I would not advise anyone to sign up with 23andme without both a relatively clear family history and a reasonably good knowledge of genetics. And yet this is one of the most reputable companies, backing up the links it makes between genotype and disease risk with clear citations in the peer reviewed literature. In contrast, Pharoah cites one company in the US which has marketed a test for ovarian cancer risk based on a single point mutation in a kinase gene. "There is not even any evidence that this particular variation is associated with cancer", he says.

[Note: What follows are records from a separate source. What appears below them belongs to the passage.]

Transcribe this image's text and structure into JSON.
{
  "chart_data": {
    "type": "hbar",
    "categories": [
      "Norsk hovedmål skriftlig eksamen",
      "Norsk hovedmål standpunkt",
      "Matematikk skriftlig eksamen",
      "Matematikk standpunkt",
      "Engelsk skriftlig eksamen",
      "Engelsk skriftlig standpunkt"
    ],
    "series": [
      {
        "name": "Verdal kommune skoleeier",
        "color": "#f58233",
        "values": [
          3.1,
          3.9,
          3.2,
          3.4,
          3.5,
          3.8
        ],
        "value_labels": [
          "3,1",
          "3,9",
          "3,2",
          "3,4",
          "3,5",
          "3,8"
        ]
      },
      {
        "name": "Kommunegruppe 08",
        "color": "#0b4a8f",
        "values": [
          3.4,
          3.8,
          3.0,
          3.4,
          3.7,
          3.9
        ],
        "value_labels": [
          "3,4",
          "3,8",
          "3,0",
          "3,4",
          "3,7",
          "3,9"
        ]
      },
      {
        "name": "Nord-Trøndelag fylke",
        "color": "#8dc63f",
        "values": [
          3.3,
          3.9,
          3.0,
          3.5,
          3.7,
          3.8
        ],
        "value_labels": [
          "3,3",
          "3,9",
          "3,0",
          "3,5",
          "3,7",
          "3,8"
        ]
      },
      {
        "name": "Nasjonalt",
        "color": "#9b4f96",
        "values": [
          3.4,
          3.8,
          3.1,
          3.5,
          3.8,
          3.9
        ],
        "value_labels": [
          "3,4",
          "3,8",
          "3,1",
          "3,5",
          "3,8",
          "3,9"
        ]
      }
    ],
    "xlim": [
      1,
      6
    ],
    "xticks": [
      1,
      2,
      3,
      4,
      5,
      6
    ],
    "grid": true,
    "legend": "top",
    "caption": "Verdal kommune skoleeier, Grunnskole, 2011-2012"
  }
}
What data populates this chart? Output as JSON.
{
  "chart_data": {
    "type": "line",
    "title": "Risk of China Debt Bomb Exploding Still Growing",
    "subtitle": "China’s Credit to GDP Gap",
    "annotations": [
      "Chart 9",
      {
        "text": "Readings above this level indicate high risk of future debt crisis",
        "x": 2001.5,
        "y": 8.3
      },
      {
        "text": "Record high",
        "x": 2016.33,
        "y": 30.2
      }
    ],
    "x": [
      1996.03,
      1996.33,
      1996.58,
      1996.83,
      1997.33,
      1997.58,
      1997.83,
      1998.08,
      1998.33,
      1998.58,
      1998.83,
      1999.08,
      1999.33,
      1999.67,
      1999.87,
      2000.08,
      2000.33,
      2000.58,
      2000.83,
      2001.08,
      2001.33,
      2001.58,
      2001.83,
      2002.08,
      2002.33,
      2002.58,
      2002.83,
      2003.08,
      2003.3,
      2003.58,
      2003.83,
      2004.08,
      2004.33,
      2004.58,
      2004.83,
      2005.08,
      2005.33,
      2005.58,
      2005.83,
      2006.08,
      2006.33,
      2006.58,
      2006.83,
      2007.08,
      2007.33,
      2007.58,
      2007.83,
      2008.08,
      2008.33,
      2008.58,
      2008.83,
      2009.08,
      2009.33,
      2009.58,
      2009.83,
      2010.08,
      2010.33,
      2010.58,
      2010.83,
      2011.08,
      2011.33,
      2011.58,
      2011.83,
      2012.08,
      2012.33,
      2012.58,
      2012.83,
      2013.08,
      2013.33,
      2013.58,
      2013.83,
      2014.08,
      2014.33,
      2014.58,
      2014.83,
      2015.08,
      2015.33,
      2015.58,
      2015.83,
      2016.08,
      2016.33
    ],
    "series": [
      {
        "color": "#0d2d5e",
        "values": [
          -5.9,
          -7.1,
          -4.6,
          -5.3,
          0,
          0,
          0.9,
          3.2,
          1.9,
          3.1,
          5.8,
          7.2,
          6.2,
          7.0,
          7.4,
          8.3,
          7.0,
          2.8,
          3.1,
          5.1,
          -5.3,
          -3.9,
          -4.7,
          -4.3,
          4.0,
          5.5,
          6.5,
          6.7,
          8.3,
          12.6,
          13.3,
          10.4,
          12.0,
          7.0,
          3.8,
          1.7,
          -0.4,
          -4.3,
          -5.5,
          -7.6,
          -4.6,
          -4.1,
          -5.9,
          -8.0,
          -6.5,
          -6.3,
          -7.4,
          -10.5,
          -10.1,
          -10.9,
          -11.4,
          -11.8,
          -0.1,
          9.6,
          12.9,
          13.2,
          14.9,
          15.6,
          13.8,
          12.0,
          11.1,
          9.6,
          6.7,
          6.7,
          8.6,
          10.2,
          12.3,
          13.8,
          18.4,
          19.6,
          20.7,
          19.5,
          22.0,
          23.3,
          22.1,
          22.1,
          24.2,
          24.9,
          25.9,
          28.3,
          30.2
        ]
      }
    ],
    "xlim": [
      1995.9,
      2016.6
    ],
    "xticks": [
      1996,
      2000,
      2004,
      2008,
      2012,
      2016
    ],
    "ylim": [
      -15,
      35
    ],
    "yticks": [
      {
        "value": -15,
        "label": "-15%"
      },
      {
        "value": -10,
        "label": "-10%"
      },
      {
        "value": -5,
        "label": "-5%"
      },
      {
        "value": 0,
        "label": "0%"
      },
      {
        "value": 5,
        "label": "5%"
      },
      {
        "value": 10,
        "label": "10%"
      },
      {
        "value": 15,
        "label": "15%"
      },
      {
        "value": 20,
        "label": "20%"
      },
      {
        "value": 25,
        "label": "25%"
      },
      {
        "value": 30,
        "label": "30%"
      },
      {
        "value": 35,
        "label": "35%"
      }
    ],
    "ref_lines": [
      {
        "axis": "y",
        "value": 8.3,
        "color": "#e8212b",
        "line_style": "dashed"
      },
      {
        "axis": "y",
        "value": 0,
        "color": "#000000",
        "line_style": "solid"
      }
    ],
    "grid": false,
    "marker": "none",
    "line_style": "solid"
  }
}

On balance, I am glad to have agreed to have my genome analysed. I have learned some useful things about my personal genetic inheritance – knowing that I am at moderately increased risk of developing age-related macular degeneration should lead me to visit the optician more regularly – and I have been relieved to learn that I appear not to be of particularly high risk for several cancers. Yet I am aware of the limitations of these studies, and how far they are from clinical utility. For the foreseeable future, let personal genomics remain a hobby for the curious, well-informed, and either moderately wealthy or well-connected. Those at real genetic risk will always need far more specialist advice and care.
[1] https://www.23andme.com/
[2] Quercus Publishing (2009). ISBN 978-1847246714
[3] http://www.decodeme.com/
[4] Pharoah, P.D.P. et al., N Engl J Med 2008; 358: 2796-803.